Though her images are dreamlike, they are grounded in lived experience: her parents frequently appear as subjects, in compositions made from elements of their (sometimes harrowing) tales. Increasingly, wildlife enters the frame – injured and orphaned birds, with their own quiet stories of migration and survival. Before the lens, these animals encapsulate Soleimani's multifaceted practice: care as art, storytelling as resistance.
Her work has been the subject of solo exhibitions in institutions such as the International Center for Photography - ICP (New York, US), the Museum of Fine Arts Boston (US), Photoforum Pasquart (Biel, CH), Providence College Galleries (US), Castello San Basilio (Basilicata, IT), Southern Utah Museum of Art (Cedar City, US), CUE Art Foundation (New York, US), Contemporary Arts Center (Cincinnati, US), Atlanta Contemporary (US), and MoMA PS1 (New York, US), to name a few. Soleimani has participated in group exhibitions in institutions such as the Rose Art Museum at Brandeis University (Waltham, US), the Pennsylvania Academy of the Fine Arts - PAFA (Philadelphia, US), the deCordova New England Biennial (Lincoln, US), the South London Gallery (UK), The Living Art Museum (Reykjavik, IS), and many others.

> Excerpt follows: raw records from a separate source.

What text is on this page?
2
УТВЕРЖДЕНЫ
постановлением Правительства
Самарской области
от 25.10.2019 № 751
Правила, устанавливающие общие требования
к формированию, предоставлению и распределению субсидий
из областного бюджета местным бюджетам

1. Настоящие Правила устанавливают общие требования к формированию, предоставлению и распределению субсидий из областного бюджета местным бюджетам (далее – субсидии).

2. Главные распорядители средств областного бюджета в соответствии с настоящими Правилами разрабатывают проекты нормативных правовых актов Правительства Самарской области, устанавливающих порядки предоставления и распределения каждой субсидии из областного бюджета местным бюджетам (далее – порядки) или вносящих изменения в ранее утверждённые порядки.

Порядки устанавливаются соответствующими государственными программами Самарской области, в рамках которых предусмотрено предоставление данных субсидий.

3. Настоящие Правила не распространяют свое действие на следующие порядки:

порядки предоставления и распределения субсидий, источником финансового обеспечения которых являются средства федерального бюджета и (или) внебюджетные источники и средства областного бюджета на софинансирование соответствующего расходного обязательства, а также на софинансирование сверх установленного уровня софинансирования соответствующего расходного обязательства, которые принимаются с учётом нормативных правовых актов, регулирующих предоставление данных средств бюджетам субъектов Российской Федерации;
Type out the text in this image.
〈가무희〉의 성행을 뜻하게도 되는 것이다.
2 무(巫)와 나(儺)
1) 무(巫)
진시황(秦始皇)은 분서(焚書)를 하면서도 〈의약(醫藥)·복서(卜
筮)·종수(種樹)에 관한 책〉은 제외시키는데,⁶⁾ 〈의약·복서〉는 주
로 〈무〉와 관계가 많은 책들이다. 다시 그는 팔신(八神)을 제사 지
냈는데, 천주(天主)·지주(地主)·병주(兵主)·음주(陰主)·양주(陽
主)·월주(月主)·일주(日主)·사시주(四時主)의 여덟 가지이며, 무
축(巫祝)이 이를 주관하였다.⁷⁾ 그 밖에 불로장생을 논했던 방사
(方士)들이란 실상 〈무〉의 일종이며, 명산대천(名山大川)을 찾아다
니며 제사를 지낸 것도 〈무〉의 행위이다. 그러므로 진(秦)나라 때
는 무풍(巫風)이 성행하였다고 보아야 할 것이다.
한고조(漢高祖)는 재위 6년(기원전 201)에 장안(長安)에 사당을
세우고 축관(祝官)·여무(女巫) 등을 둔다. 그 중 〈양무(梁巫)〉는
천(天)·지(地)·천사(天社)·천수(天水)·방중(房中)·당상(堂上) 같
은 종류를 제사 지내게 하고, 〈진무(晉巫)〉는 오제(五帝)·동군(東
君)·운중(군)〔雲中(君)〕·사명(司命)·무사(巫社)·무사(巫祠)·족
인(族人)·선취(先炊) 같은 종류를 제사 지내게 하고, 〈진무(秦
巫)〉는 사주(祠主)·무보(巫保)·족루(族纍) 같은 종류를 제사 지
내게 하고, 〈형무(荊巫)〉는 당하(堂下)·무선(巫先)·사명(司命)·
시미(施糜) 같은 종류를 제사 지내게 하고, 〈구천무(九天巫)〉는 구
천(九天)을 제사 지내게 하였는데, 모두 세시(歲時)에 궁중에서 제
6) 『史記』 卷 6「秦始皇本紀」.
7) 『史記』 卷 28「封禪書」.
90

Soleimani’s work is held in permanent collections including the Solomon R. Guggenheim Museum (New York, US), the Museum of Fine Arts, Boston (US), the Victoria & Albert Museum (London, UK), the Pennsylvania Academy of the Fine Arts - PAFA (Philadelphia, US), MIT List Visual Arts Center (Cambridge, US), Cranbrook Art Museum (Bloomfield Hills, US), and KADIST (Paris, FR). Her work has been recognized internationally in both exhibitions and publications such as Artforum, Frieze, The New York Times, Financial Times, Art in America, Interview Magazine, and many others. Alongside her artistic practice, Soleimani is also an Associate Professor of Studio Art at Brandeis University. In 2018, she founded Congress of the Birds, (originally) a home-based clinic in Providence, Rhode Island, where she provides care for wild birds.
In 2025, Soleimani won the MAST Photography Grant on Industry and Work for her new series, Flyways.